Google Play Store Is Android's Biggest Security Problem, Research Found

Android evil, Get it on Google Play”

Android is the most widely-used mobile operating system in the world. With many manufacturers, developers and users, Android's popularity is undisputed.

What makes Android popular, is its flexibility. Unlike Apple's iOS, Android comes in many design and appearance, providing lots of different experience that is customizable. And with the many brands that use Android, users can simply choose the brand they love, and enjoy Android.

Then comes the apps.

Android has more than 5 million developers from around the world, actively developing apps that account to more than 2 million. Due to the flexibility of Android, security experts have long advised Android users to always download apps from the Google Play Store.

Being the official app store for Android, Google Play Store is regarded as the more secure place, if compared to third-party apps, which in turn, is also safer than sideloading apps through their .apk.

But no, it was revealed that Android's biggest problem is actually from Google Play Store.

From the spread of malware, fake advertising campaigns and ransomware, all of which are on the rise this 2020, following the 'COVID-19' coronavirus pandemic.

Most notably, that is because most people assumed that malicious apps were originating from third-party app stores found online. Many assumed that Play Protect and other initiatives from Google would keep those who stuck to the Play Store safe from these malicious campaigns from hackers.

The general consensus is that if Android users want to stay safe, the best thing they can do is to download the apps they want from the official Google Play Store marketplace.

But research has shown otherwise.

It's actually the Google Play Store where the vast majority of these attacks originate.
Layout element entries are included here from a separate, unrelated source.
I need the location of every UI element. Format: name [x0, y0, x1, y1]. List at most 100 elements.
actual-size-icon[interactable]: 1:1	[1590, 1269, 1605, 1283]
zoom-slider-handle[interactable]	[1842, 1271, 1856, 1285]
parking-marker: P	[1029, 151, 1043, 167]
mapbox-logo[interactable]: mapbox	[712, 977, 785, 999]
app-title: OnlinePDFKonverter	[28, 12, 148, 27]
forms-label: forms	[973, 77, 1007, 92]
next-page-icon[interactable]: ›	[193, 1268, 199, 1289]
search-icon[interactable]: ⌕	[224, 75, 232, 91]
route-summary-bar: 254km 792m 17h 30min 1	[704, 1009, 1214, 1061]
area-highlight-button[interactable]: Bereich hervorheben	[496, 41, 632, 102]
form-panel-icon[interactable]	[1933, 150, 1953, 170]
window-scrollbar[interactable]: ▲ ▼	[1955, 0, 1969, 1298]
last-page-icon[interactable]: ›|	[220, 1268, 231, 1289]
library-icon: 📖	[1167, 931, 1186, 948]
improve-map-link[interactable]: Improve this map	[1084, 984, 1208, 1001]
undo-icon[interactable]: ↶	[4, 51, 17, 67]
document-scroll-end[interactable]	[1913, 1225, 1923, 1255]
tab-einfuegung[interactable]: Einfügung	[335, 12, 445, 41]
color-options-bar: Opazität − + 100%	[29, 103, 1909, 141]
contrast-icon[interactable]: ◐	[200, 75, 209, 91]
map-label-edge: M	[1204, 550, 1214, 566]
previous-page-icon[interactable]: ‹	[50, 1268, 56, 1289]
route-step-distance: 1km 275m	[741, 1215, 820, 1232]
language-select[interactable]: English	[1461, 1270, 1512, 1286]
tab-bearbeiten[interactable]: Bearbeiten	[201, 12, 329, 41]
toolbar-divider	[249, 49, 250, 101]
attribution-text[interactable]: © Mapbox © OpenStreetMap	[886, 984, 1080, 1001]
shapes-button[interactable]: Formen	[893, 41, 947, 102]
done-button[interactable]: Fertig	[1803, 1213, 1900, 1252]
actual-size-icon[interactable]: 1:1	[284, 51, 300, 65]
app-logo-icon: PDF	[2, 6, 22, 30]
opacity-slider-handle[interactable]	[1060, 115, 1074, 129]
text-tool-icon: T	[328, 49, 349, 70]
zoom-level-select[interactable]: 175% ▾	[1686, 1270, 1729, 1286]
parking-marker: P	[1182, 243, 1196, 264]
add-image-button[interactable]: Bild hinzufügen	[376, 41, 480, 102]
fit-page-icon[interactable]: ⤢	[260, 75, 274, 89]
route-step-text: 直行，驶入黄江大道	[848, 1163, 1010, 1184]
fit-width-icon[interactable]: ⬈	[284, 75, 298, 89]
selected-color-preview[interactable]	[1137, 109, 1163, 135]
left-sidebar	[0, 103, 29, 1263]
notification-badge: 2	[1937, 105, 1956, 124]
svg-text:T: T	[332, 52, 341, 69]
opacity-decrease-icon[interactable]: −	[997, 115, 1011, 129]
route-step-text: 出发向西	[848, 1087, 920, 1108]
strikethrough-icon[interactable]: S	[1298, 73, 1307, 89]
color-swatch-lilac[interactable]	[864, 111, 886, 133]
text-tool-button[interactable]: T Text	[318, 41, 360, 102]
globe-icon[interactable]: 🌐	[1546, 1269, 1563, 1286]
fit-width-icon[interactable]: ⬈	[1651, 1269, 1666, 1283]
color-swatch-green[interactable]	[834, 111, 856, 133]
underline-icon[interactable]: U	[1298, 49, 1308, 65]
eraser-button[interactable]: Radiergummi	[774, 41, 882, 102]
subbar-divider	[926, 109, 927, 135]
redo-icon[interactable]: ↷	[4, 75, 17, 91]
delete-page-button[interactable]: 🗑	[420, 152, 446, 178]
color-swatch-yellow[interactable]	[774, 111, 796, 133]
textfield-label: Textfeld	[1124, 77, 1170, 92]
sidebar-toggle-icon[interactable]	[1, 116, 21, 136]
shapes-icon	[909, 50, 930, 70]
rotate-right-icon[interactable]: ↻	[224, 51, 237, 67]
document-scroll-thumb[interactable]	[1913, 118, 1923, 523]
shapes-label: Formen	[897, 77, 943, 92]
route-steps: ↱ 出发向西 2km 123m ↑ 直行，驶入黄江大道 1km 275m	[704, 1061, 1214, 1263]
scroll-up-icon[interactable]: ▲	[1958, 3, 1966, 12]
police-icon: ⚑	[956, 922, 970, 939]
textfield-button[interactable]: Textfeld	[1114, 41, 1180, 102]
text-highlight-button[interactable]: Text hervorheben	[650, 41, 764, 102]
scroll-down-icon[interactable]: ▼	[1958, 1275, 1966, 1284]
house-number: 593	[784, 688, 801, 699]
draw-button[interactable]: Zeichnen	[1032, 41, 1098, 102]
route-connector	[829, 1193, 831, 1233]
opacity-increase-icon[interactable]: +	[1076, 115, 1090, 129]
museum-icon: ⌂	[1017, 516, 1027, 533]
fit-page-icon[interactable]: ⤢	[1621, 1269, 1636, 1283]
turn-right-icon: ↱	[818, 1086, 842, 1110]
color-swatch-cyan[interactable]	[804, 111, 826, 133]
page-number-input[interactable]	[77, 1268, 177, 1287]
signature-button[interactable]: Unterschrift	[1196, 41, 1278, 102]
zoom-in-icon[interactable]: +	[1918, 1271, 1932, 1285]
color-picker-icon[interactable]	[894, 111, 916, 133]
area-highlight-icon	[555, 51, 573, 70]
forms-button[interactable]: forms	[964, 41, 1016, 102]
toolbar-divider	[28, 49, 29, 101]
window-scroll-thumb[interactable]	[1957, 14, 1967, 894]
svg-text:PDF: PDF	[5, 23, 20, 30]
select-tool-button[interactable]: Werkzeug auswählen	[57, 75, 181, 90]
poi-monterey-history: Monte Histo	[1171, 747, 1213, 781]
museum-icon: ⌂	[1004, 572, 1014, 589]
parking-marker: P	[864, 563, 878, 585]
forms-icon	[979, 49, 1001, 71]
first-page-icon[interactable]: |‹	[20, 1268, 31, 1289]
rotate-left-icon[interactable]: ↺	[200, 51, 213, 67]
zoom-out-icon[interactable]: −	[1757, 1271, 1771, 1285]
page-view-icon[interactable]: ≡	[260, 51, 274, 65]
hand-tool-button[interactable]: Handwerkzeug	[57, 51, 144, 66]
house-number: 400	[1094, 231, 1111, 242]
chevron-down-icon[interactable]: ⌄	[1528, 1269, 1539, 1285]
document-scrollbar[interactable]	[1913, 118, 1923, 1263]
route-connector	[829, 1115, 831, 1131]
Google Play Store, is considered and regarded as the biggest spreader of Android malware.

Summary of datasets used
Summary of datasets used by the research. (Credit: NortonLifeLock)
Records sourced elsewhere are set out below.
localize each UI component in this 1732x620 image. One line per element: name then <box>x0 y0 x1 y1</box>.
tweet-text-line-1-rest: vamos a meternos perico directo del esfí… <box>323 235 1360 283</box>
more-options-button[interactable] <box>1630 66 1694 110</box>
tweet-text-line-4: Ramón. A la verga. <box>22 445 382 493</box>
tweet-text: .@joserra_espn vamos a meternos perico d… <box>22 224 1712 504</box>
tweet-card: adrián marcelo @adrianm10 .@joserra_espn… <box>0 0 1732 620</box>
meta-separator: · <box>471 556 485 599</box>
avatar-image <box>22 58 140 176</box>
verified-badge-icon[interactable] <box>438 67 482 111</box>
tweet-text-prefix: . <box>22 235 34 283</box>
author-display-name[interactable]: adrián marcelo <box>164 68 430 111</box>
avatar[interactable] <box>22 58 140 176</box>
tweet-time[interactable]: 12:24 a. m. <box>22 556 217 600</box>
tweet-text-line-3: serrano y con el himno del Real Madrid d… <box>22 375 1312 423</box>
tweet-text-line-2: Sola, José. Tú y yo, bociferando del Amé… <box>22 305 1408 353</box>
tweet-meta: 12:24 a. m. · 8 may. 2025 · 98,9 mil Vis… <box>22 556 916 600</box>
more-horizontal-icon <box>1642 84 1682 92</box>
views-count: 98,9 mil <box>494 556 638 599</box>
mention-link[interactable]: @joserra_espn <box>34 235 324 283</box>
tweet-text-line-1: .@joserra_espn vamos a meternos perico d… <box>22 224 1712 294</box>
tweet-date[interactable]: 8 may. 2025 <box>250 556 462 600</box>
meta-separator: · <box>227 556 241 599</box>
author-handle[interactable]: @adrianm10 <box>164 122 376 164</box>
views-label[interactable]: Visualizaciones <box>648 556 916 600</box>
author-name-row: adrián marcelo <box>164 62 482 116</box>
The research that was conducted by NortonLifeLock (formerly Symantec), is titled How Did That Get In My Phone? Unwanted App Distribution on Android Devices.

The security firm conducted the research by analyzing over 12 million Android devices, during a period of four months (June - September 2019). The researchers also looked at over 34 million APK installs from 7.9 million unique apps.
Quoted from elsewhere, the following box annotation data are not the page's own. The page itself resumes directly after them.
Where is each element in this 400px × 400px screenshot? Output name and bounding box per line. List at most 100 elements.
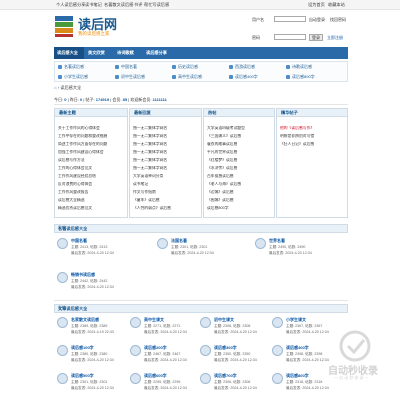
category-link[interactable]: 高中生读后感	[172, 74, 202, 80]
category-link[interactable]: 读后感800字	[286, 74, 315, 80]
nav-item[interactable]: 诗词歌赋	[114, 47, 142, 59]
thread-link[interactable]: 大学英语四级考试题型	[207, 126, 245, 131]
thread-link[interactable]: 《围城》读后感	[207, 198, 234, 203]
category-link[interactable]: 初中生读后感	[115, 74, 145, 80]
password-input[interactable]	[274, 34, 306, 40]
digest-link[interactable]: 他的《读后感写作》	[280, 126, 314, 131]
thread-link[interactable]: 《红楼梦》读后感	[207, 158, 237, 163]
forum-item[interactable]: 读后感500字 主题: 2301, 帖数: 2301 最后发表: 2024-4-…	[57, 373, 132, 395]
thread-link[interactable]: 《水浒传》读后感	[207, 166, 237, 171]
thread-link[interactable]: 独一无二繁体字网名	[133, 150, 167, 155]
thread-link[interactable]: 平凡的世界读后感	[207, 150, 237, 155]
forum-item[interactable]: 畅销书读后感 主题: 2442, 帖数: 2442 最后发表: 2024-4-2…	[57, 272, 132, 294]
forum-name[interactable]: 读后感700字	[214, 373, 237, 379]
forum-name[interactable]: 初中生课文	[214, 317, 234, 323]
thread-link[interactable]: 关于工作作风的心得体会	[58, 126, 100, 131]
forum-item[interactable]: 读后感300字 主题: 2350, 帖数: 2350 最后发表: 2024-4-…	[200, 345, 275, 367]
category-link[interactable]: 中国名著	[115, 64, 137, 70]
thread-link[interactable]: 《边城》读后感	[207, 190, 234, 195]
set-homepage-link[interactable]: 设为首页	[308, 2, 325, 8]
forum-item[interactable]: 高中生课文 主题: 2271, 帖数: 2271 最后发表: 2024-4-20…	[130, 317, 205, 339]
thread-link[interactable]: 独一无二繁体字网名	[133, 142, 167, 147]
digest-link[interactable]: 明辨是非辨别对与错	[280, 134, 314, 139]
thread-link[interactable]: 读书笔记	[133, 182, 148, 187]
forum-name[interactable]: 读后感600字	[144, 373, 167, 379]
breadcrumb-current[interactable]: 读后感大全	[60, 85, 81, 90]
forum-item[interactable]: 读后感700字 主题: 2306, 帖数: 2306 最后发表: 2024-4-…	[200, 373, 275, 395]
thread-link[interactable]: 《童年》读后感	[133, 198, 160, 203]
forum-item[interactable]: 世界名著 主题: 2490, 帖数: 2490 最后发表: 2024-4-20 …	[255, 238, 330, 260]
forum-name[interactable]: 世界名著	[269, 238, 285, 244]
thread-link[interactable]: 独一无二繁体字网名	[133, 166, 167, 171]
thread-link[interactable]: 《人性的弱点》读后感	[133, 206, 171, 211]
forum-item[interactable]: 中国名著 主题: 2413, 帖数: 2413 最后发表: 2024-4-20 …	[57, 238, 132, 260]
new-post-button[interactable]: 发帖	[58, 305, 344, 311]
forum-name[interactable]: 名家散文读后感	[71, 317, 99, 323]
thread-link[interactable]: 读后感大全精选	[58, 198, 85, 203]
thread-link[interactable]: 独一无二繁体字网名	[133, 134, 167, 139]
thread-link[interactable]: 工作作风建设经验总结	[58, 174, 96, 179]
thread-link[interactable]: 简述工作作风方面存在的问题	[58, 142, 107, 147]
thread-link[interactable]: 作文写作指南	[133, 190, 156, 195]
nav-item[interactable]: 读后感分享	[143, 47, 175, 59]
forum-name[interactable]: 法国名著	[171, 238, 187, 244]
thread-link[interactable]: 蓑衣的故事读后感	[207, 142, 237, 147]
thread-link[interactable]: 大学英语单词分类	[133, 174, 163, 179]
category-link[interactable]: 历史读后感	[172, 64, 198, 70]
top-link[interactable]: 个人读后感分享	[56, 2, 85, 8]
thread-link[interactable]: 工作作风整改报告	[58, 190, 88, 195]
category-link[interactable]: 小学生读后感	[58, 74, 88, 80]
category-link[interactable]: 读后感400字	[229, 74, 258, 80]
forum-name[interactable]: 读后感800字	[286, 373, 309, 379]
register-link[interactable]: 立即注册	[327, 35, 343, 41]
thread-link[interactable]: 独一无二繁体字网名	[133, 126, 167, 131]
forum-counts: 主题: 2389, 帖数: 2389	[71, 324, 108, 328]
login-button[interactable]: 登录	[309, 34, 323, 41]
forum-item[interactable]: 读后感200字 主题: 2467, 帖数: 2467 最后发表: 2024-4-…	[130, 345, 205, 367]
forum-name[interactable]: 读后感100字	[71, 345, 94, 351]
thread-link[interactable]: 独一无二繁体字网名	[133, 158, 167, 163]
forum-item[interactable]: 法国名著 主题: 2301, 帖数: 2301 最后发表: 2024-4-20 …	[157, 238, 232, 260]
forum-name[interactable]: 读后感400字	[286, 345, 309, 351]
thread-link[interactable]: 读后感800字	[207, 206, 229, 211]
logo[interactable]: 读后网 我的读后感之家	[54, 13, 149, 39]
thread-link[interactable]: 反对浪费的心得体会	[58, 182, 92, 187]
forum-name[interactable]: 中国名著	[71, 238, 87, 244]
forum-item[interactable]: 名家散文读后感 主题: 2389, 帖数: 2389 最后发表: 2024-4-…	[57, 317, 132, 339]
bookmark-link[interactable]: 收藏本站	[328, 2, 345, 8]
thread-link[interactable]: 精选优秀读后感范文	[58, 206, 92, 211]
thread-link[interactable]: 工作的心得体会范文	[58, 166, 92, 171]
thread-link[interactable]: 《老人与海》读后感	[207, 182, 241, 187]
top-link[interactable]: 帮忙写读后感	[144, 2, 169, 8]
forgot-password-link[interactable]: 找回密码	[330, 17, 346, 23]
new-post-button[interactable]: 发帖	[58, 225, 344, 231]
thread-link[interactable]: 《三国演义》读后感	[207, 134, 241, 139]
forum-name[interactable]: 小学生课文	[286, 317, 306, 323]
forum-item[interactable]: 读后感100字 主题: 2380, 帖数: 2380 最后发表: 2024-4-…	[57, 345, 132, 367]
thread-link[interactable]: 读后感写作方法	[58, 158, 85, 163]
top-link[interactable]: 名著散文读后感	[104, 2, 133, 8]
thread-link[interactable]: 工作中存在的问题和整改措施	[58, 134, 107, 139]
top-link[interactable]: 读书笔记	[85, 2, 102, 8]
forum-name[interactable]: 高中生课文	[144, 317, 164, 323]
remember-checkbox-label[interactable]: 自动登录	[309, 17, 325, 23]
nav-item-home[interactable]: 读后感大全	[54, 47, 84, 59]
forum-name[interactable]: 读后感200字	[144, 345, 167, 351]
digest-link[interactable]: 《狂人日记》读后感	[280, 142, 314, 147]
forum-item[interactable]: 初中生课文 主题: 2308, 帖数: 2308 最后发表: 2024-4-20…	[200, 317, 275, 339]
username-input[interactable]	[274, 16, 306, 22]
forum-stats: 今日: 0 | 昨日: 0 | 帖子: 174919 | 会员: 85 | 欢迎…	[54, 97, 348, 105]
forum-name[interactable]: 读后感500字	[71, 373, 94, 379]
nav-item[interactable]: 美文欣赏	[85, 47, 113, 59]
stats-newest-member[interactable]: 1111111	[153, 97, 167, 102]
thread-link[interactable]: 加强工作作风建设心得体会	[58, 150, 104, 155]
thread-link[interactable]: 百年孤独读后感	[207, 174, 234, 179]
forum-name[interactable]: 读后感300字	[214, 345, 237, 351]
forum-name[interactable]: 畅销书读后感	[71, 272, 95, 278]
forum-counts: 主题: 2318, 帖数: 2318	[286, 380, 323, 384]
category-link[interactable]: 诗歌读后感	[286, 64, 312, 70]
forum-item[interactable]: 读后感600字 主题: 2295, 帖数: 2295 最后发表: 2024-4-…	[130, 373, 205, 395]
category-link[interactable]: 名著读后感	[58, 64, 84, 70]
category-link[interactable]: 西游读后感	[229, 64, 255, 70]
top-link[interactable]: 书评	[134, 2, 142, 8]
This was when the team found that between 10% and 24% of analyzed apps could be labelled as malicious or unwanted. NortonLifeLock's researchers went on to say that they have grouped the Android apps they analyzed into 12 different categories – one of which was apps that were installed from the official Google Play Store.

Other categories they designated included apps from third-party marketplaces, apps installed via a web browser, pre-loaded bloatware apps and apps installed via package installers.

Surprisingly, given the wide range of potential Android app sources, the researchers found that the Google Play Store was the biggest distributor for unwanted apps.

The study found "The Play market is the main app distribution vector responsible for 87% of all installs and 67% of unwanted installs." In second place, and far behind at 10%, was third-party marketplaces.

Summary of app distribution
Summary of app distribution. (Credit: NortonLifeLock)

According to the researchers, this happened possibly because the Google Play Store has a low vector detection ratio (VDR).

VDR looks at the ratio of threats to legitimate app downloads, which on the Google Play Store stands at just 0.6%.

"However, its VDR is only 0.6 percent, better than all other large distribution vectors. Thus, the Play market defenses against unwanted apps work, but still significant amounts of unwanted apps are able to bypass them, making it the main distribution vector for unwanted apps."

Given that the Google Play Store receives billions of downloads, it may not be much of a surprise that more malware threats emerge from this store compared to others which have far, far fewer users.

In the end, users have left to very little option.

The researchers suggest that users should do some research before downloading any app. They need to see how many times the app they want has been downloaded. While a popular app can be a sign of a good app, users should also read the comments, and observe the permissions the app asks.

Users may want to also check other apps created by the developer. The more apps the developer has created, the better.

Other things users should be aware of, include spelling errors, shoddy logos, unbalanced or poorly formatted interfaces and others.